The law will cost an estimated $940 billion over 10 years and provide coverage for 32 million Americans, according to the Congressional Budget Office. The revenues will be collected through a variety of resources. Medicare taxes on individuals earning more than $200,000 a year ($250,000 for couples), for example, will jump from 1.45% to 2.35%. There will also be a new 3.8% tax on unearned income, such as dividends and interest. A 40% excise tax will be imposed on insurers of employee-sponsored health plans with values that exceed $10,200 for individuals and $27,500 for families. There will even be a 10% tax for indoor tanning services.

Other Provisions

The law imposes a variety of restrictions on the insurance industry. It prohibits individual and group health plans from placing lifetime limits on the dollar value of coverage, or annual limits on the dollar value of coverage. It provides dependent coverage for children up to age 26 for all individual and group policies, and prohibits pre-existing condition exclusions for children. The law establishes a national high-risk pool to provide health coverage to other individuals with pre-existing conditions.

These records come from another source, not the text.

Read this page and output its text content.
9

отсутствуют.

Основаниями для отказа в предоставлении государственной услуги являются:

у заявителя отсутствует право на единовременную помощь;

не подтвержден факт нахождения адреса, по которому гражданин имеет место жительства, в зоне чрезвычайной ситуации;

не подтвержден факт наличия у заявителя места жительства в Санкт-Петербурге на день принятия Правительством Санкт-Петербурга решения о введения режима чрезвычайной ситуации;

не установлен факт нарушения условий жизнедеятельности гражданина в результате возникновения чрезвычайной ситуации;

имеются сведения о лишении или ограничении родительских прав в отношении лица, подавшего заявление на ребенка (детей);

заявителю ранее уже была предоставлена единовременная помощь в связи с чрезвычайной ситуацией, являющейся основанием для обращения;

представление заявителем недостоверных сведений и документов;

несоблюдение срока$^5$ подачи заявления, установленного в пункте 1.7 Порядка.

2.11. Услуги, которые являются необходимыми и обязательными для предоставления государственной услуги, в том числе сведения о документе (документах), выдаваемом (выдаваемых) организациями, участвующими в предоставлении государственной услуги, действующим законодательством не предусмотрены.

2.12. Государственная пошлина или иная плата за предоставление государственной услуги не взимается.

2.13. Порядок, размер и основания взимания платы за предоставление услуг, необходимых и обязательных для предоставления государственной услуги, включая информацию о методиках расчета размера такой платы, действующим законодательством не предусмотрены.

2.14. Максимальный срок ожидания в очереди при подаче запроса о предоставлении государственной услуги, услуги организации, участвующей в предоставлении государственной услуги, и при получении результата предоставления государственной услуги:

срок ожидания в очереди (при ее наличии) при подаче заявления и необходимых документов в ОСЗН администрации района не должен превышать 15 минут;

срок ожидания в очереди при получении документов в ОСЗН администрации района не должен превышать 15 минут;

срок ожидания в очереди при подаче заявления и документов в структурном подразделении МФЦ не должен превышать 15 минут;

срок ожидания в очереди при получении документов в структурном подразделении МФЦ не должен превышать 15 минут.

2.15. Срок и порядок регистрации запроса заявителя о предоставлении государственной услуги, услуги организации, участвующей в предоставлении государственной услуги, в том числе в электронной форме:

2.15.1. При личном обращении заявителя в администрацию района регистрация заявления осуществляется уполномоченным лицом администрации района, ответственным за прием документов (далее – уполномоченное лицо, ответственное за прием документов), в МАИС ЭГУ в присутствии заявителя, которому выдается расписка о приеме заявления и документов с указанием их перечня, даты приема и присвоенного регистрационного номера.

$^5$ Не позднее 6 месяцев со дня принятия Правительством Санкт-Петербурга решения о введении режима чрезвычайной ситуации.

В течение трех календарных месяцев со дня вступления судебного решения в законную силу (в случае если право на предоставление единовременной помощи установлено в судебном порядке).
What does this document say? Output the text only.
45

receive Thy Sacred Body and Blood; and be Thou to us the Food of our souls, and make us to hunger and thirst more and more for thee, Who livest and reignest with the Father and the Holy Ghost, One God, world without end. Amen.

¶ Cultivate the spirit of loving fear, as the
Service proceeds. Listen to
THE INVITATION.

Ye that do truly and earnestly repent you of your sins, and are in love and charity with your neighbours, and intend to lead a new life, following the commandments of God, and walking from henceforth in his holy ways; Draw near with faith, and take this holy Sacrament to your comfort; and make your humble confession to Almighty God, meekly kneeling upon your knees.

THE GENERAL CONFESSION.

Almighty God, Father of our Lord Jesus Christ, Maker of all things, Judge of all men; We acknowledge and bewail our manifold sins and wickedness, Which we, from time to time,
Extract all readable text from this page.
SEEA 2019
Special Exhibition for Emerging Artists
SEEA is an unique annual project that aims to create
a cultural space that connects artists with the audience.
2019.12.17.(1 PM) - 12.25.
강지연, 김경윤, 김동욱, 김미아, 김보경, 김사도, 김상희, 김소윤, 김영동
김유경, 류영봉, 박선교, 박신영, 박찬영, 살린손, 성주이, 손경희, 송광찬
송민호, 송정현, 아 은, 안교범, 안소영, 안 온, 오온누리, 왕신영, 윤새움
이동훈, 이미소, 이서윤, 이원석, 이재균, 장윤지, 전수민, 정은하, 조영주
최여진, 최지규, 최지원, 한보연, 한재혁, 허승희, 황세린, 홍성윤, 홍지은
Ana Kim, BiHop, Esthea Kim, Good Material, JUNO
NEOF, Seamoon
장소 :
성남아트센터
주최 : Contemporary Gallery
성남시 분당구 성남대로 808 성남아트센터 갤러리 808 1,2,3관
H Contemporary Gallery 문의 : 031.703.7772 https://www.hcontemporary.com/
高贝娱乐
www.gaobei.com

The law limits deductibles for health plans in the small group market to $2,000 for individuals and $4,000 for families unless contributions are offered to offset deductibles above these limits. It also provides grants for up to five years to small employers that establish wellness programs and allows companies to offer employee rewards to participate (premium discounts, waivers of cost-sharing requirements, etc.).

Timeline for Major Provisions


2010

  • Tax subsidies for very small businesses that provide coverage.
  • Children permitted to stay on parents’ policies until 26th birthday.
  • Insurance companies barred from denying coverage to children with pre-existing illness.

2011

  • Businesses must begin reporting the value of health care benefits on employees' W-2 statements.

2012

  • New information reporting is required for businesses making payments in excess of $600 over the course of a calendar year to corporations.

2013

  • A new 0.9% surtax will be tacked onto the 1.45% Medicare payroll taxes paid by individuals earning more than $200,000 per year or joint filers earning more than $250,000 per year. A new 3.8% Medicare surtax will also be imposed on these same individuals/couples. It will be the lesser of: (1) net investment income; or (2) any modified adjusted gross income over the threshold amount.
  • The threshold for claiming medical expense deductions rises from 7.5% of adjusted gross income to 10% (the threshold will remain at 7.5% for individuals 65 or older until 2016).
  • Contributions to health care flexible spending arrangement will be limited to $2,500. The cap will be indexed to inflation beginning in 2014.

2014

  • SHOP exchanges for small businesses take effect (if not sooner). Subsidies available to participating small companies based on wages and number of employees.
  • Large companies (more than 50 employees) must provide affordable coverage or risk a fine of $2,000 per employee, excluding the first 30 employees.
  • All individuals must now have minimum insurance or pay a $95 penalty.

2015

  • Penalty for individuals that don’t have minimum insurance rises to $325.

2016

  • Penalty for individuals that don’t have minimum insurance rises to $695, and is thereafter tied to inflation.

2017

  • Businesses with more than 100 workers may buy coverage through the SHOP exchange, if state permits.

2018

  • A 40% excise tax on high-cost health insurance plans takes effect. Paid by insurers, the tax is on the amount in excess of $10,200 for individuals and $27,500 for families.